Conversely, many find this theory to hold
little weight. Punishment, they say, would in effect be the North Korean
government taking on full responsibility for the landmine incident, rather than
ambiguous expressions of “regret.”
 

Jeon Hyun Joon, senior researcher at the
Korea Institute for National Unification [KINU], said, “I think the commanding officers
or relevant officials involved with the landmine incident would have been
punished to some degree. But officially penalizing them would be tantamount to
once more conceding North Korea’s fault. This is why rather than purging them
they’ve most likely just been demoted or put on probation.” 

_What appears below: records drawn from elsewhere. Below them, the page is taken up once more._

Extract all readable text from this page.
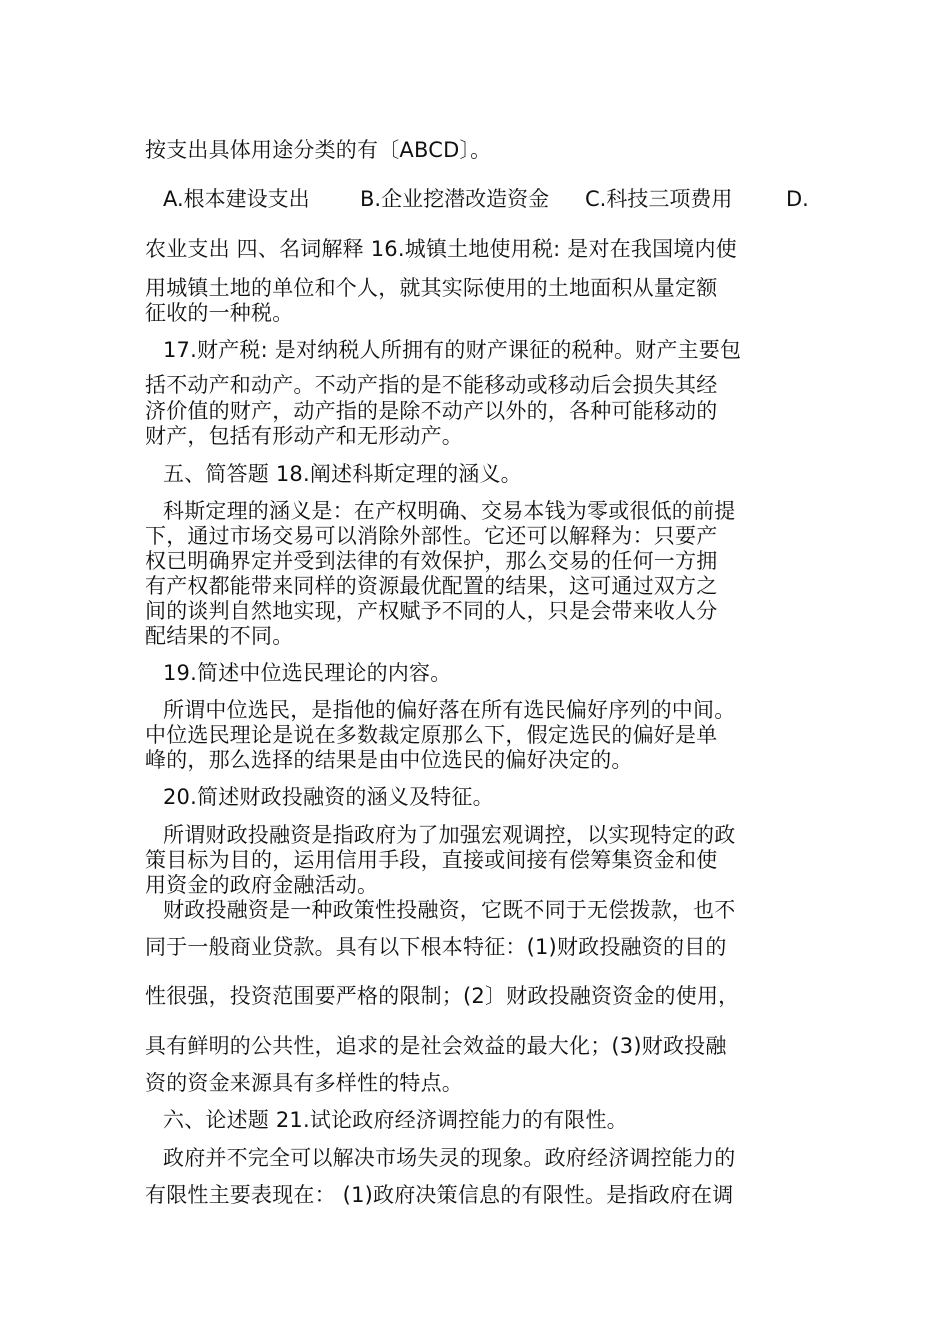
按支出具体用途分类的有〔ABCD〕。
A.根本建设支出 B.企业挖潜改造资金 C.科技三项费用	D.
农业支出 四、名词解释 16.城镇土地使用税: 是对在我国境内使
用城镇土地的单位和个人，就其实际使用的土地面积从量定额
征收的一种税。
17.财产税: 是对纳税人所拥有的财产课征的税种。财产主要包
括不动产和动产。不动产指的是不能移动或移动后会损失其经
济价值的财产，动产指的是除不动产以外的，各种可能移动的
财产，包括有形动产和无形动产。
五、简答题 18.阐述科斯定理的涵义。
科斯定理的涵义是：在产权明确、交易本钱为零或很低的前提
下，通过市场交易可以消除外部性。它还可以解释为：只要产
权已明确界定并受到法律的有效保护，那么交易的任何一方拥
有产权都能带来同样的资源最优配置的结果，这可通过双方之
间的谈判自然地实现，产权赋予不同的人，只是会带来收人分
配结果的不同。
19.简述中位选民理论的内容。
所谓中位选民，是指他的偏好落在所有选民偏好序列的中间。
中位选民理论是说在多数裁定原那么下，假定选民的偏好是单
峰的，那么选择的结果是由中位选民的偏好决定的。
20.简述财政投融资的涵义及特征。
所谓财政投融资是指政府为了加强宏观调控，以实现特定的政
策目标为目的，运用信用手段，直接或间接有偿筹集资金和使
用资金的政府金融活动。
财政投融资是一种政策性投融资，它既不同于无偿拨款，也不
同于一般商业贷款。具有以下根本特征：(1)财政投融资的目的
性很强，投资范围要严格的限制；(2〕财政投融资资金的使用，
具有鲜明的公共性，追求的是社会效益的最大化；(3)财政投融
资的资金来源具有多样性的特点。
六、论述题 21.试论政府经济调控能力的有限性。
政府并不完全可以解决市场失灵的现象。政府经济调控能力的
有限性主要表现在： (1)政府决策信息的有限性。是指政府在调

Lee Soo Seok, a senior researcher at the
Institute for National Security Strategy, shared this perspective, noting, “Pyongyang
has been praising itself for heading up the recent inter-Korean accord.
Penalizing corresponding commanders or officials so close on the heels of the
dialogue would be synonymous with an admission of responsibility for the
explosion.”
 

He added, “Ri Yong Kil and Kim Yong Chol
have not appeared in the media for a bit more than a week. This is way too
early to determine whether or not they’ve been purged. I think we can assume
that there has been a change within the North Korean regime if Kim and Lee do
not appear for more than three weeks.”
 

Meanwhile, according to North Korea’s coverage of the meeting, Kim Jong
Un emphasized the North’s focal role in bringing about the resolution, having
“proposed the north-south high-level urgent contact on its own initiative and
put under control the situation which inched close to an armed conflict,
thereby clearing the dark clouds of war that hung over the Korean nation and
defended peace and stability on the Korean peninsula and in the region.”
 

He followed by adding that the recent
inter-Korean accord “provided a crucial landmark occasion of defusing the acute
military tension and putting the catastrophic inter-Korean relations on the
track of reconciliation and trust.”
 

However, the report concluded by underscoring North Korea’s “sovereignty and fundamental interests,” declaring
that they “can never be bartered for anything and dialogue and peaceful
climate contrary to them are meaningless.”